Prairie dogs make up 90 percent of the endangered ferrets’ diet, and the reason for the animal’s near-extinction is “tied completely” to drastic reductions in prairie dog populations, Nystedt said.
Emily Renn, with Habitat Harmony, heads up local efforts to relocate prairie dogs in danger of losing their homes to development in and around Flagstaff. Relocations are effective but the process is complicated because prairie dogs ideally need to be relocated with animals in their same social group and can only be moved during a few months in the summer, Renn said.
Habitat Harmony also has a grant from the Arizona Game and Fish Department to explore nonlethal ways to manage prairie dog numbers. The department realizes that not everyone agrees with the ecosystem benefits of prairie dogs, but reducing the amount of poison applied on the landscape benefits all wildlife, Hicks said.

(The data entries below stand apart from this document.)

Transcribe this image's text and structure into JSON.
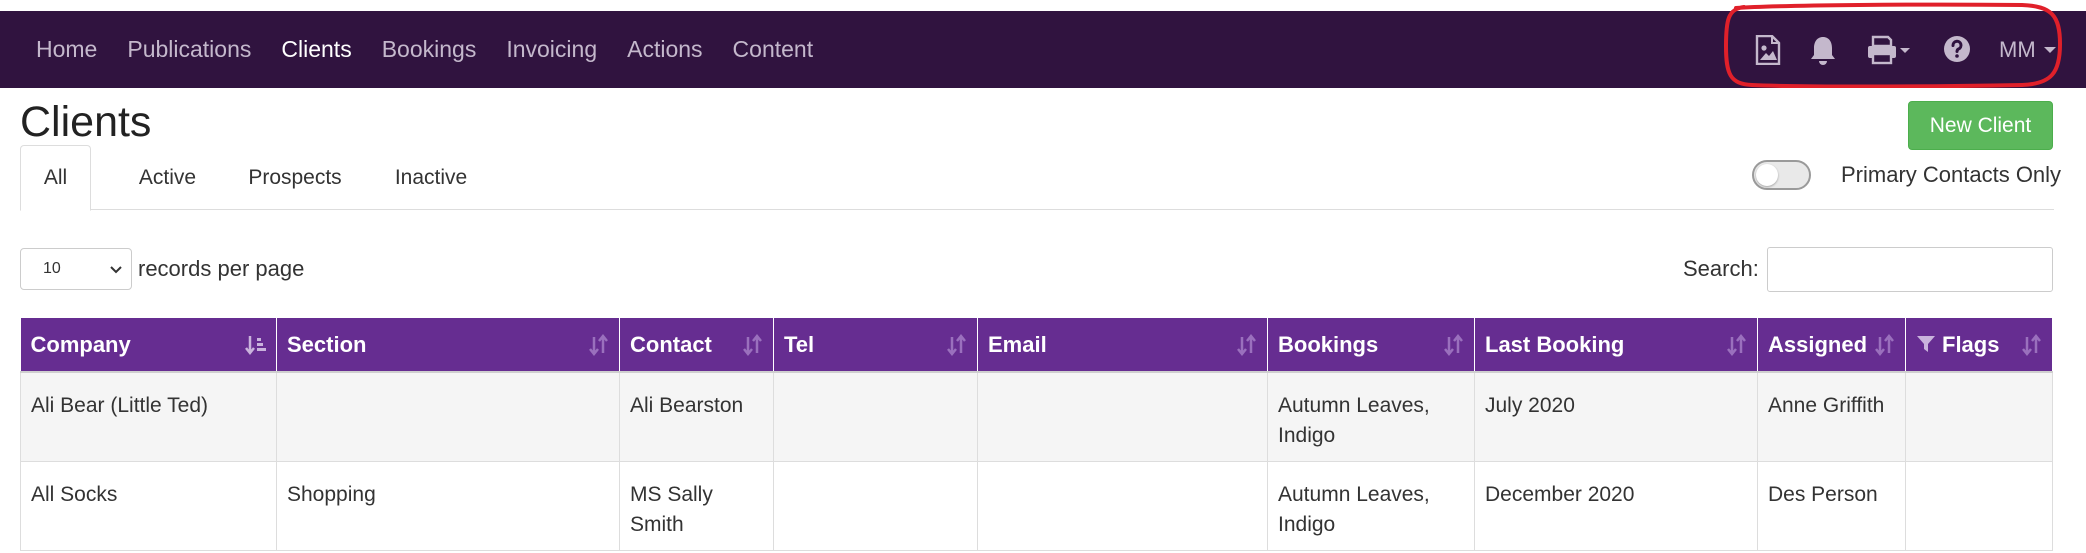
{
  "nav": {
    "links": [
      "Home",
      "Publications",
      "Clients",
      "Bookings",
      "Invoicing",
      "Actions",
      "Content"
    ],
    "active": "Clients",
    "icons": [
      "image-file-icon",
      "bell-icon",
      "print-icon",
      "help-icon"
    ],
    "user_initials": "MM"
  },
  "page": {
    "title": "Clients",
    "new_client_label": "New Client"
  },
  "tabs": [
    "All",
    "Active",
    "Prospects",
    "Inactive"
  ],
  "active_tab": "All",
  "primary_contacts": {
    "label": "Primary Contacts Only",
    "on": false
  },
  "length": {
    "value": "10",
    "label": "records per page"
  },
  "search": {
    "label": "Search:",
    "value": ""
  },
  "table": {
    "columns": [
      "Company",
      "Section",
      "Contact",
      "Tel",
      "Email",
      "Bookings",
      "Last Booking",
      "Assigned",
      "Flags"
    ],
    "rows": [
      [
        "Ali Bear (Little Ted)",
        "",
        "Ali Bearston",
        "",
        "",
        "Autumn Leaves, Indigo",
        "July 2020",
        "Anne Griffith",
        ""
      ],
      [
        "All Socks",
        "Shopping",
        "MS Sally Smith",
        "",
        "",
        "Autumn Leaves, Indigo",
        "December 2020",
        "Des Person",
        ""
      ]
    ]
  },
  "colors": {
    "nav_bg": "#30133f",
    "table_header_bg": "#662d91",
    "primary_button": "#5cb85c",
    "annotation": "#e0202a"
  }
}
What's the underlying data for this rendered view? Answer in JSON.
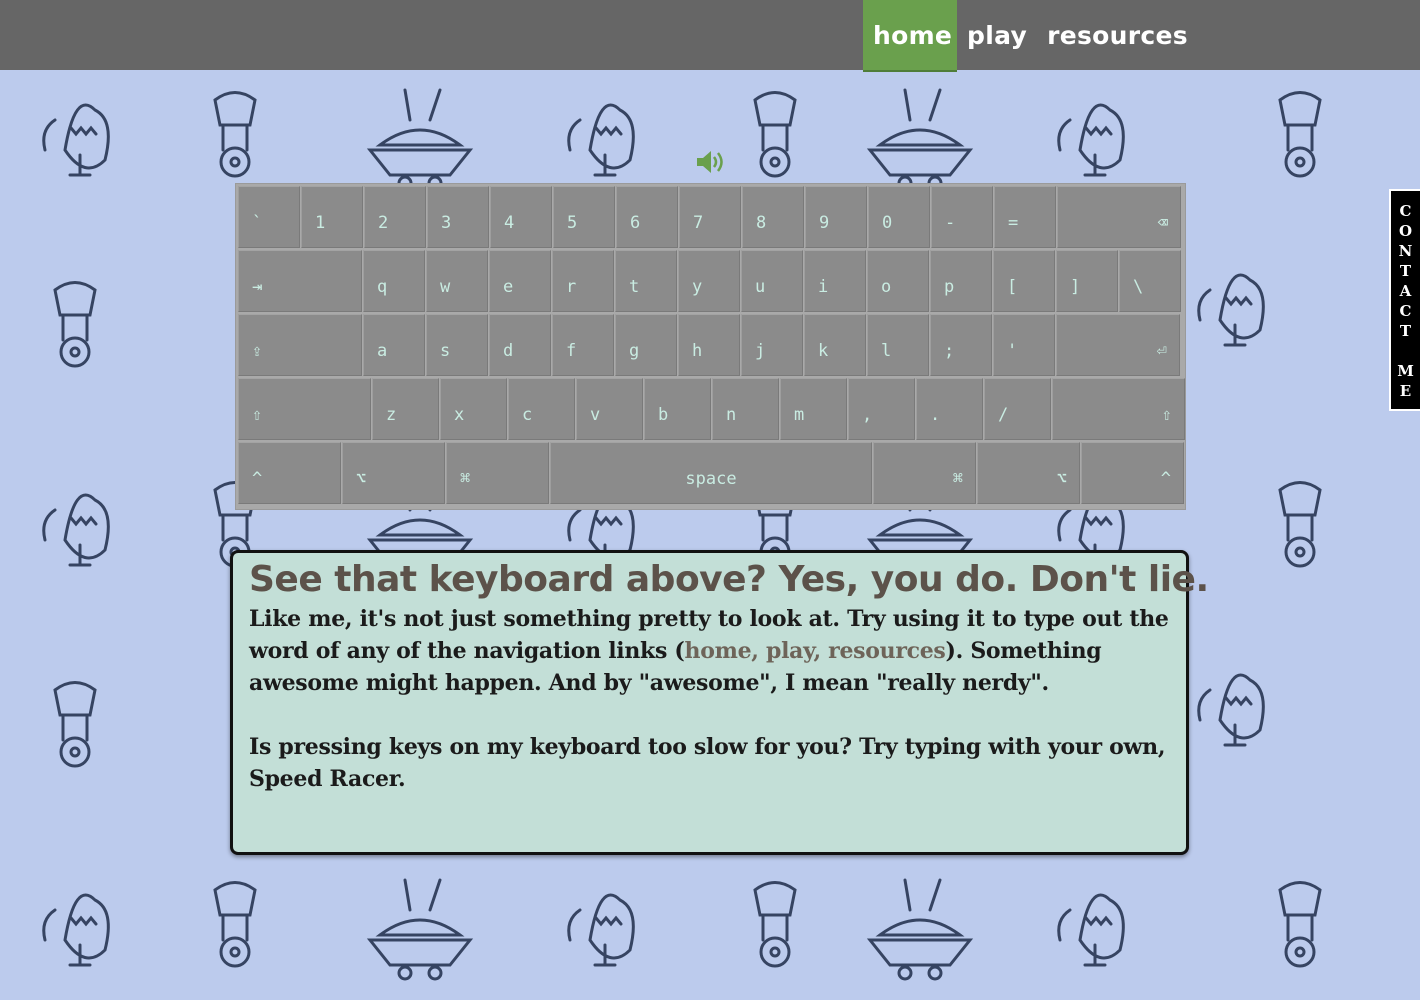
{
  "nav": {
    "items": [
      {
        "label": "home",
        "active": true
      },
      {
        "label": "play",
        "active": false
      },
      {
        "label": "resources",
        "active": false
      }
    ]
  },
  "speaker": {
    "icon": "speaker-icon"
  },
  "keyboard": {
    "rows": [
      [
        {
          "l": "`"
        },
        {
          "l": "1"
        },
        {
          "l": "2"
        },
        {
          "l": "3"
        },
        {
          "l": "4"
        },
        {
          "l": "5"
        },
        {
          "l": "6"
        },
        {
          "l": "7"
        },
        {
          "l": "8"
        },
        {
          "l": "9"
        },
        {
          "l": "0"
        },
        {
          "l": "-"
        },
        {
          "l": "="
        },
        {
          "l": "⌫",
          "right": true,
          "w": 2
        }
      ],
      [
        {
          "l": "⇥",
          "w": 2
        },
        {
          "l": "q"
        },
        {
          "l": "w"
        },
        {
          "l": "e"
        },
        {
          "l": "r"
        },
        {
          "l": "t"
        },
        {
          "l": "y"
        },
        {
          "l": "u"
        },
        {
          "l": "i"
        },
        {
          "l": "o"
        },
        {
          "l": "p"
        },
        {
          "l": "["
        },
        {
          "l": "]"
        },
        {
          "l": "\\"
        }
      ],
      [
        {
          "l": "⇪",
          "w": 2
        },
        {
          "l": "a"
        },
        {
          "l": "s"
        },
        {
          "l": "d"
        },
        {
          "l": "f"
        },
        {
          "l": "g"
        },
        {
          "l": "h"
        },
        {
          "l": "j"
        },
        {
          "l": "k"
        },
        {
          "l": "l"
        },
        {
          "l": ";"
        },
        {
          "l": "'"
        },
        {
          "l": "⏎",
          "right": true,
          "w": 2
        }
      ],
      [
        {
          "l": "⇧",
          "w": 2
        },
        {
          "l": "z"
        },
        {
          "l": "x"
        },
        {
          "l": "c"
        },
        {
          "l": "v"
        },
        {
          "l": "b"
        },
        {
          "l": "n"
        },
        {
          "l": "m"
        },
        {
          "l": ","
        },
        {
          "l": "."
        },
        {
          "l": "/"
        },
        {
          "l": "⇧",
          "right": true,
          "w": 2
        }
      ],
      [
        {
          "l": "^"
        },
        {
          "l": "⌥"
        },
        {
          "l": "⌘"
        },
        {
          "l": "space",
          "center": true,
          "w": 3
        },
        {
          "l": "⌘",
          "right": true
        },
        {
          "l": "⌥",
          "right": true
        },
        {
          "l": "^",
          "right": true
        }
      ]
    ]
  },
  "panel": {
    "heading": "See that keyboard above? Yes, you do. Don't lie.",
    "p1_before": "Like me, it's not just something pretty to look at. Try using it to type out the word of any of the navigation links (",
    "p1_links": "home, play, resources",
    "p1_after": "). Something awesome might happen. And by \"awesome\", I mean \"really nerdy\".",
    "p2": "Is pressing keys on my keyboard too slow for you? Try typing with your own, Speed Racer."
  },
  "contact": {
    "letters": [
      "C",
      "O",
      "N",
      "T",
      "A",
      "C",
      "T",
      "",
      "M",
      "E"
    ]
  },
  "colors": {
    "background": "#bccbed",
    "topbar": "#666666",
    "active_nav": "#6aa04d",
    "panel": "#c3dfd7",
    "key": "#8b8b8b",
    "key_text": "#c9ece2"
  }
}
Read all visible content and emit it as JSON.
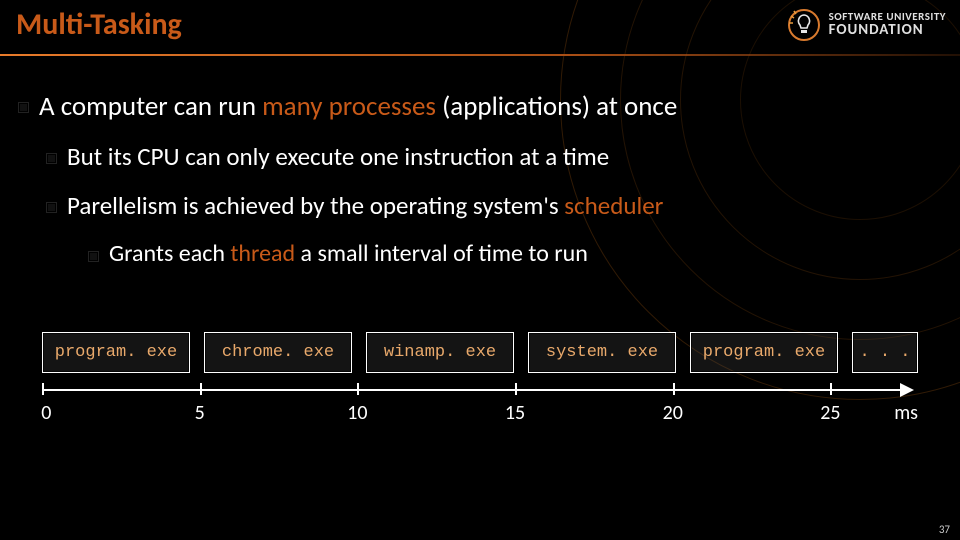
{
  "title": "Multi-Tasking",
  "logo": {
    "line1": "SOFTWARE UNIVERSITY",
    "line2": "FOUNDATION"
  },
  "bullets": {
    "l1_pre": "A computer can run ",
    "l1_hl": "many processes",
    "l1_post": " (applications) at once",
    "l2a": "But its CPU can only execute one instruction at a time",
    "l2b_pre": "Parellelism is achieved by the operating system's ",
    "l2b_hl": "scheduler",
    "l3_pre": "Grants each ",
    "l3_hl": "thread",
    "l3_post": " a small interval of time to run"
  },
  "chart_data": {
    "type": "bar",
    "title": "",
    "xlabel": "ms",
    "ylabel": "",
    "categories": [
      "0–5",
      "5–10",
      "10–15",
      "15–20",
      "20–25",
      "25–…"
    ],
    "series": [
      {
        "name": "process",
        "values": [
          "program. exe",
          "chrome. exe",
          "winamp. exe",
          "system. exe",
          "program. exe",
          ". . ."
        ]
      }
    ],
    "ticks": [
      0,
      5,
      10,
      15,
      20,
      25
    ],
    "xlim": [
      0,
      30
    ],
    "unit": "ms"
  },
  "page_number": "37"
}
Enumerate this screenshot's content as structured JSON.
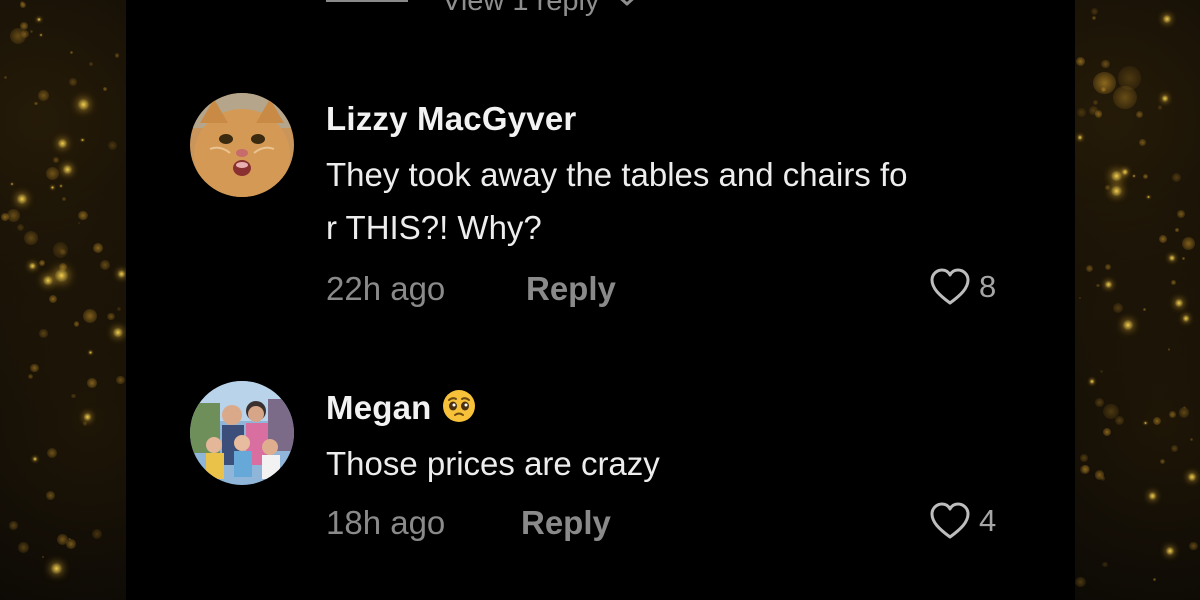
{
  "thread": {
    "view_replies_label": "View 1 reply"
  },
  "comments": [
    {
      "author": "Lizzy MacGyver",
      "text_line1": "They took away the tables and chairs fo",
      "text_line2": "r THIS?! Why?",
      "time": "22h ago",
      "reply_label": "Reply",
      "likes": "8",
      "avatar_icon": "cat-avatar"
    },
    {
      "author": "Megan",
      "author_emoji": "pleading-face-emoji",
      "text_line1": "Those prices are crazy",
      "time": "18h ago",
      "reply_label": "Reply",
      "likes": "4",
      "avatar_icon": "family-photo-avatar"
    }
  ],
  "colors": {
    "background": "#000000",
    "name": "#f2f2f2",
    "text": "#ededed",
    "muted": "#8a8a8a",
    "side_bokeh": "#f5c542"
  }
}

On a different track, researchers at the U.S. Geological Survey’s National Wildlife Health Center have spent more than a decade developing and testing an oral sylvatic plague vaccine for prairie dogs that is delivered via bait. The final round of field testing, which includes a site on Babbitt Ranches, is happening this summer so researchers should have results next year, USGS Research Scientist Tonie Rocke said.
Despite the importance of prairie dogs in the grassland ecosystem, Hicks acknowledged that at times there is competition between the rodents and ungulates, which is where the balance is needed.
“Compromise needs to come in on both ends,” she said.